Dynamic Information Flow Tracking (dynamic IFT) is a well-known technique with many security applications such as analyzing the behavior of a system given an input and detecting security violations. While there are many widely used open dynamic IFT solutions that scale to large software, the same level of support is unfortunately lacking for hardware. This gap is becoming more pronounced with the increasing complexity of open-source hardware and the plethora of recent hardware attacks.

We introduce CellIFT, a new design point in the space of dynamic IFT for hardware. CellIFT leverages the logical macrocell abstraction (e.g., an adder) to achieve scalability, precision and completeness when instrumenting a given Register Transfer Level (RTL) hardware design. Cell-level dynamic IFT does not suffer from the scalability problems that are inherent to lower levels of abstraction such as gates, yet it achieves completeness given the limited number of cell types.
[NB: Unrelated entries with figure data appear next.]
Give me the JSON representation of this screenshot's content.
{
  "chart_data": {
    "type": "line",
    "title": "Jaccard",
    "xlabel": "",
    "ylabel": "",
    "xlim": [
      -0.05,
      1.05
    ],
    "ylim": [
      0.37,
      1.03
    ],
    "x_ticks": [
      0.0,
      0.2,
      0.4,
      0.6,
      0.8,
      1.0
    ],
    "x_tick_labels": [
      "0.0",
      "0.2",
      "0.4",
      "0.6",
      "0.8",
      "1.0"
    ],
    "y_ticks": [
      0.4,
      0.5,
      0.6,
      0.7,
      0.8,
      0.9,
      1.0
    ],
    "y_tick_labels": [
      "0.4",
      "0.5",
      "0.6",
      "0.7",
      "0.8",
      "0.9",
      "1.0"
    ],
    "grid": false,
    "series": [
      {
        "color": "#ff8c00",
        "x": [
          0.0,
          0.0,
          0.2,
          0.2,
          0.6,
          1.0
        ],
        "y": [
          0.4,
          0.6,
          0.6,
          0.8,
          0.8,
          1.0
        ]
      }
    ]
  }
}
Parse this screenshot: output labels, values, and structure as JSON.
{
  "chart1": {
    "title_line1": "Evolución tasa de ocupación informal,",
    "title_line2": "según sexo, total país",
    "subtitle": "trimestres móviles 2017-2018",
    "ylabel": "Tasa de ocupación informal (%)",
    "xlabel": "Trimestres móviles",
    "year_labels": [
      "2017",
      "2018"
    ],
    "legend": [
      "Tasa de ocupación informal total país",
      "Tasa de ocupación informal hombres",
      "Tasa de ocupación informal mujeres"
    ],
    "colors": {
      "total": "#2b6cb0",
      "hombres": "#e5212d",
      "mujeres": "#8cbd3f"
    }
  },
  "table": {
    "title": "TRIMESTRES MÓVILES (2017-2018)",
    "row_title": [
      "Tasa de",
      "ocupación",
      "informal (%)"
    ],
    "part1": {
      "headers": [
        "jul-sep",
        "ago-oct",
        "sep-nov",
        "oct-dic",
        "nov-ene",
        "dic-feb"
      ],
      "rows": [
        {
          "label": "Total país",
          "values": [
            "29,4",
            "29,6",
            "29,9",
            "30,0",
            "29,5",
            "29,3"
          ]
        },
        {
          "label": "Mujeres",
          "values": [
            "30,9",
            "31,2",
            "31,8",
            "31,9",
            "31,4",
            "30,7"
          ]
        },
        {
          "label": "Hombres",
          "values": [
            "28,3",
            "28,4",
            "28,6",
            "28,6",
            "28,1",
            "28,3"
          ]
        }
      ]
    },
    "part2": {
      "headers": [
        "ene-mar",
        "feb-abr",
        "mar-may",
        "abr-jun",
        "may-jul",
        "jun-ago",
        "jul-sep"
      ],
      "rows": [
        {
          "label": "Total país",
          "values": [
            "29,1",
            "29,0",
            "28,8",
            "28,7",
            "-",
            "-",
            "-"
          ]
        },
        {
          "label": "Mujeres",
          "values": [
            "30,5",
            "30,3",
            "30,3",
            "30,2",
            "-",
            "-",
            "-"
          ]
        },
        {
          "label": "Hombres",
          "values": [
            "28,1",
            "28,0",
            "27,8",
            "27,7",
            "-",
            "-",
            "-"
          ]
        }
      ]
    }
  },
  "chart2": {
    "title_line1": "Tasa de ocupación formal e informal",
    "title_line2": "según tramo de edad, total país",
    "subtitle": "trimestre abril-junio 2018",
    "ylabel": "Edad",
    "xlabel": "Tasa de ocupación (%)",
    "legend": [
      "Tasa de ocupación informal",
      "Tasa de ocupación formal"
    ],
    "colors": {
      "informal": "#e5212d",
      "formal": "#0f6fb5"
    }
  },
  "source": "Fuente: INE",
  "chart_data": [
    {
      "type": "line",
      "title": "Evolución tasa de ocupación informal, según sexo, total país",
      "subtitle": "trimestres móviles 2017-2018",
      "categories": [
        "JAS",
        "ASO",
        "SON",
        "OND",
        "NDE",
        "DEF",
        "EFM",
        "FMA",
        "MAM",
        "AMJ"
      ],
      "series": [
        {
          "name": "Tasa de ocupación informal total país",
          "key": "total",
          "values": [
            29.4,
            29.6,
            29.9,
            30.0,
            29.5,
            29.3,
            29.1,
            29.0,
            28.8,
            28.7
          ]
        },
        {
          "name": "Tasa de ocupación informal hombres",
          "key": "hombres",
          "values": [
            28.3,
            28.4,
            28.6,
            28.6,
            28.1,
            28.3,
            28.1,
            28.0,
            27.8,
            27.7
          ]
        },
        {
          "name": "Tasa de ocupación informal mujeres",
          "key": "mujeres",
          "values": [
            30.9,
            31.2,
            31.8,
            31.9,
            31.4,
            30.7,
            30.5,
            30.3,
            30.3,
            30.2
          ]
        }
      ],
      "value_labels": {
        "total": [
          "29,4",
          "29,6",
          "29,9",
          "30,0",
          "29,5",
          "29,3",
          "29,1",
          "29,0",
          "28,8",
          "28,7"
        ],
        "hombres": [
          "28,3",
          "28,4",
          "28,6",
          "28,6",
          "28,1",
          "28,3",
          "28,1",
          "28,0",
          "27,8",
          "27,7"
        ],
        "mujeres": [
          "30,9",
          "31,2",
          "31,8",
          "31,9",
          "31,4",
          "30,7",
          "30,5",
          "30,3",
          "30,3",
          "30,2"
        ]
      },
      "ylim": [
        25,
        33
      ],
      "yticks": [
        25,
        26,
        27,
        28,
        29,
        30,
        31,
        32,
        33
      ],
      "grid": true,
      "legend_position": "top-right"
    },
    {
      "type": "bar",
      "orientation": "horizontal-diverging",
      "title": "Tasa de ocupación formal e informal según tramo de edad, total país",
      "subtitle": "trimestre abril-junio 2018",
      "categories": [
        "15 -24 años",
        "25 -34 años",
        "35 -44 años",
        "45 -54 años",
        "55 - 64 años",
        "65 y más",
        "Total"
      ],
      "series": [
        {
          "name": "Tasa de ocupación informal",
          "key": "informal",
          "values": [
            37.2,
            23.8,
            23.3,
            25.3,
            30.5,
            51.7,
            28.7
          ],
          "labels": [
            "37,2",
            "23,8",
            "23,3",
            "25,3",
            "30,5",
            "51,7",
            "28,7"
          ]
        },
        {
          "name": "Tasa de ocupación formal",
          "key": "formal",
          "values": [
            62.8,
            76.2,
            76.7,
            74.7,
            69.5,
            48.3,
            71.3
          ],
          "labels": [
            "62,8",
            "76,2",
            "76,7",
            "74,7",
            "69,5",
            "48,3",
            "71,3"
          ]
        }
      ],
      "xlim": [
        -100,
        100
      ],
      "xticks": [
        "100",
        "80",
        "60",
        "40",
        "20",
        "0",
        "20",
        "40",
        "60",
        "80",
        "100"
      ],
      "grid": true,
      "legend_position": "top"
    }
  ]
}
We show the versatility of CellIFT by instrumenting five distinct RISC-V designs, one of which is a complete SoC. The only existing complete solution already fails to instrument two of these designs. Our extensive evaluation using microbenchmarks and standard RISC-V benchmarks on the instrumented designs shows that CellIFT is 21× to 61× faster than the state of the art in terms of simulation runtime without losing precision. We further show-case concrete applications of CellIFT in four scenarios by detecting: 1) sources of microarchitectural information leakage, 2) microarchitectural bugs such as Meltdown, 3) speculative vulnerabilities such as Spectre-BCB, and 4) SoC-wide architectural design flaws. We release CellIFT as open source to enable RTL-level security research for the wider community.